Top Tips for Writing Your Annual Report


Every AEJMC division and interest group is assessed every five years. These assessments are based on annual reports over those five years, as well as previous assessment reports. The purpose of assessment? To help insure the division/interest group is serving its membership as well as the mission of AEJMC. Most importantly, it is to help the officers of the division/interest group maintain quality and sustainability.

The Assessment Committee looks to see progress over the course of five years to see how well each group has met its own goals in that time. The annual report is the place to review how well the group has faired, how well the goals have been met, summarize its successes and weaknesses, and report the vision for the future.


There is annual report information and the template for the report on the AEJMC website. Follow that closely. In addition, you will have the previous years’ annual reports. It is important that the reports be consistent, but NOT copied. Each year should see progress and reflection. Don’t just cut and paste from the previous year or cut and paste your program copy. Use this opportunity to define your group, its goals, its membership, and its progress. Think of this as a historical document as well. This annual report will be representative of your group for years to come. Spend some time showcasing the work your group has accomplished over the past year.

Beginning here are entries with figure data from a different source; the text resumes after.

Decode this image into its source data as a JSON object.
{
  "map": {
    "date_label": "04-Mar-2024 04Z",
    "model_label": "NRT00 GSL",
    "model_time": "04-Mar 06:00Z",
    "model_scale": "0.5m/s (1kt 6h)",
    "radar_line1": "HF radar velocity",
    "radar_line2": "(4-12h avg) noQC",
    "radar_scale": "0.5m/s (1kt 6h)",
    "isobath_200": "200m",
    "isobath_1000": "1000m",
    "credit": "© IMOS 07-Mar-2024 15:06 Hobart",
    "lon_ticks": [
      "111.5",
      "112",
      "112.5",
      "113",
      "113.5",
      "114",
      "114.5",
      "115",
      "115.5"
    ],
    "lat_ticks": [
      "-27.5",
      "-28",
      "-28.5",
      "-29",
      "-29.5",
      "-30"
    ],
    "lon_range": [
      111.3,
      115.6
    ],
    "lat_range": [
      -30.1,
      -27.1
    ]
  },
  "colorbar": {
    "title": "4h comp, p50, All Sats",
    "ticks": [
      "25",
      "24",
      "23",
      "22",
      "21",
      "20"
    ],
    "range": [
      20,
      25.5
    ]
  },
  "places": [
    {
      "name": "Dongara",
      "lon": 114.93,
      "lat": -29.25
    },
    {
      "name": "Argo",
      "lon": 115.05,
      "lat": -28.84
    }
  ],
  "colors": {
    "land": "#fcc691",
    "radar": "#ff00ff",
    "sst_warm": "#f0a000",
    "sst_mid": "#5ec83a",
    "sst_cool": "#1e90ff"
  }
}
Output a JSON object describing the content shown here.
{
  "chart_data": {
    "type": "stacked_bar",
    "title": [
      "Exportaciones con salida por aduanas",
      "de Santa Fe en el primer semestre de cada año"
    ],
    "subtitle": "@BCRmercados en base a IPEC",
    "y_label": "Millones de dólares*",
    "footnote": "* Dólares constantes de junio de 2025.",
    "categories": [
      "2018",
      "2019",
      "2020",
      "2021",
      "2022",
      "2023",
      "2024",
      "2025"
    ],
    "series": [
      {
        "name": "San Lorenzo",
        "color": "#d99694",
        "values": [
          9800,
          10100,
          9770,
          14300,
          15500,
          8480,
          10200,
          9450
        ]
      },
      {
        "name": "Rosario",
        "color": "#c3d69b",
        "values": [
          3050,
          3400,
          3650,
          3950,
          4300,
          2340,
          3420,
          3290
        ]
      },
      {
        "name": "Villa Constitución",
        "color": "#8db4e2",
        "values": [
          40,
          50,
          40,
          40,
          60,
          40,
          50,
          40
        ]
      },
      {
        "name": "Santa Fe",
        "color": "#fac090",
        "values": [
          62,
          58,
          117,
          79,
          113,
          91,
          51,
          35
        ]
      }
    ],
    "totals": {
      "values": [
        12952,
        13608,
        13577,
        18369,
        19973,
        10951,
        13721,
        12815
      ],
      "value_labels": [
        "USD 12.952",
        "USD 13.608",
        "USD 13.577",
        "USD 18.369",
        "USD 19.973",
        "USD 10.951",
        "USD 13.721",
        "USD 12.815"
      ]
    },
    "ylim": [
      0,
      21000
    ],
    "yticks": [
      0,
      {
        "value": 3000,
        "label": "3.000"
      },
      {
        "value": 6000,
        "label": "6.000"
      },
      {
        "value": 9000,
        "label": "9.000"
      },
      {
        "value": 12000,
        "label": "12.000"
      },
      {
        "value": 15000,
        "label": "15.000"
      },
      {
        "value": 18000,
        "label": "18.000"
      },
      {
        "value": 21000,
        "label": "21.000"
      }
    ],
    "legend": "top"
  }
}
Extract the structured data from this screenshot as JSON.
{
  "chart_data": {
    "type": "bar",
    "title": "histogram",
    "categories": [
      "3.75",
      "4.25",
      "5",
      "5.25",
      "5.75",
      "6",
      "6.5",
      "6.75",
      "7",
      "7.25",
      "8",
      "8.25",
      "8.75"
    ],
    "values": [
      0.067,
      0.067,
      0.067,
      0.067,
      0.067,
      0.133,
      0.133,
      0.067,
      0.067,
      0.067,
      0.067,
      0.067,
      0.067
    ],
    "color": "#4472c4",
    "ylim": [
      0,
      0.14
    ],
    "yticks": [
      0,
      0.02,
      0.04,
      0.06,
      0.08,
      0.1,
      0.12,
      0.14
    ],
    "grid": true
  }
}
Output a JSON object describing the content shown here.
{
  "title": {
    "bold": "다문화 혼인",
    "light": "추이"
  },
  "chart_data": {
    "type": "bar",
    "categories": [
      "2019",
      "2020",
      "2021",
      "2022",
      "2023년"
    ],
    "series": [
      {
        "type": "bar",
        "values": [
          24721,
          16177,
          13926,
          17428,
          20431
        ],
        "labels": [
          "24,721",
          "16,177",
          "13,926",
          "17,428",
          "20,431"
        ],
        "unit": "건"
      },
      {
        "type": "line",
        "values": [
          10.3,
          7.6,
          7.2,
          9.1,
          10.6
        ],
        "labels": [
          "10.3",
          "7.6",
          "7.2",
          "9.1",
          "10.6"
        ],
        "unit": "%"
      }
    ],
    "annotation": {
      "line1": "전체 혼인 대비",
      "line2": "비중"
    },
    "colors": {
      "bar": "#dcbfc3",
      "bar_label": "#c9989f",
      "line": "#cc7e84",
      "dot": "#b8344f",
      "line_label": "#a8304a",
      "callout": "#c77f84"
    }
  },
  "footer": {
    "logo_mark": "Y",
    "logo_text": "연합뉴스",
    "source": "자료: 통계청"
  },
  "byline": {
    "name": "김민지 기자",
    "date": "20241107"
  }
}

  1. Your annual report is due by June 15 of each year
    a. With this in mind, request information from your respective chairs (teaching, research & PF&R) early so you have more time to track down missing information and so that you can reflect on your objectives
  2. Read the annual report from earlier years
    a. Assess the goals, assess how well your group met those goals, determine what is realistic for the next year (of course this means that you should set goals at the beginning of the year!!!!!)
  3. You will need to cover all aspects of the three pillars of AEJMC – teaching, research and public freedom & responsibility. Be familiar with programming from previous years so you know what areas of teaching, research and PF&R are not being addressed in programming. Be sure you touch on all three. However, no one expects you to be superior in all three all the time. But you will need balance among the three areas over five years. If you choose to focus on one or two one year and not the other, explain why.
  4. At the convention, attend all of your sessions so you can take note of the demographic information of speakers, moderators, discussants, etc.
  5. Your report should go beyond what we can get from looking at the program.
    a. What new things did your division involve itself in? How was that helpful?
    b. What can division members learn from your activities?
    c. This should be a dialogue that includes reflection on the part of your leadership.
    d. How are you striving for leadership consistency?
  6. Demonstrate in the annual report how you involve and interact with your membership.
    a. Online, via the newsletter, via pre-conference activities, via mid-winter activities
    b. Discuss the diversity of your membership.
    c. How do you involve graduate students and their research?
  7. The report on research should go beyond acceptance rates and the demographics of authors and judges.
    a. What are you actively doing to improve research in your division?
    b. What steps are you taking to solicit work from people in other divisions?
    c. How well does your call for papers reflect what you really want to see in research?
    d. How well does your call for papers define “student” papers?
  8. Assess what you feel your division’s trends and patterns are over the years.
    a. What do you do well at consistently?
    b. In what areas are you lacking?
    c. If you don’t want to be stuck in a rut, what can you do differently?
  9. Do not leave blanks on any section of the annual report.
  10. Do not put N/A on any section of the annual report.
  11. Recognize the annual report is due at the worst time of the year, so start culling data at the convention (yes, almost a year in advance) to help you later.
  12. Save copies of newsletters, mailers, fliers, recruitment material, announcements, etc. Document everything your group has done and include it in your annual report.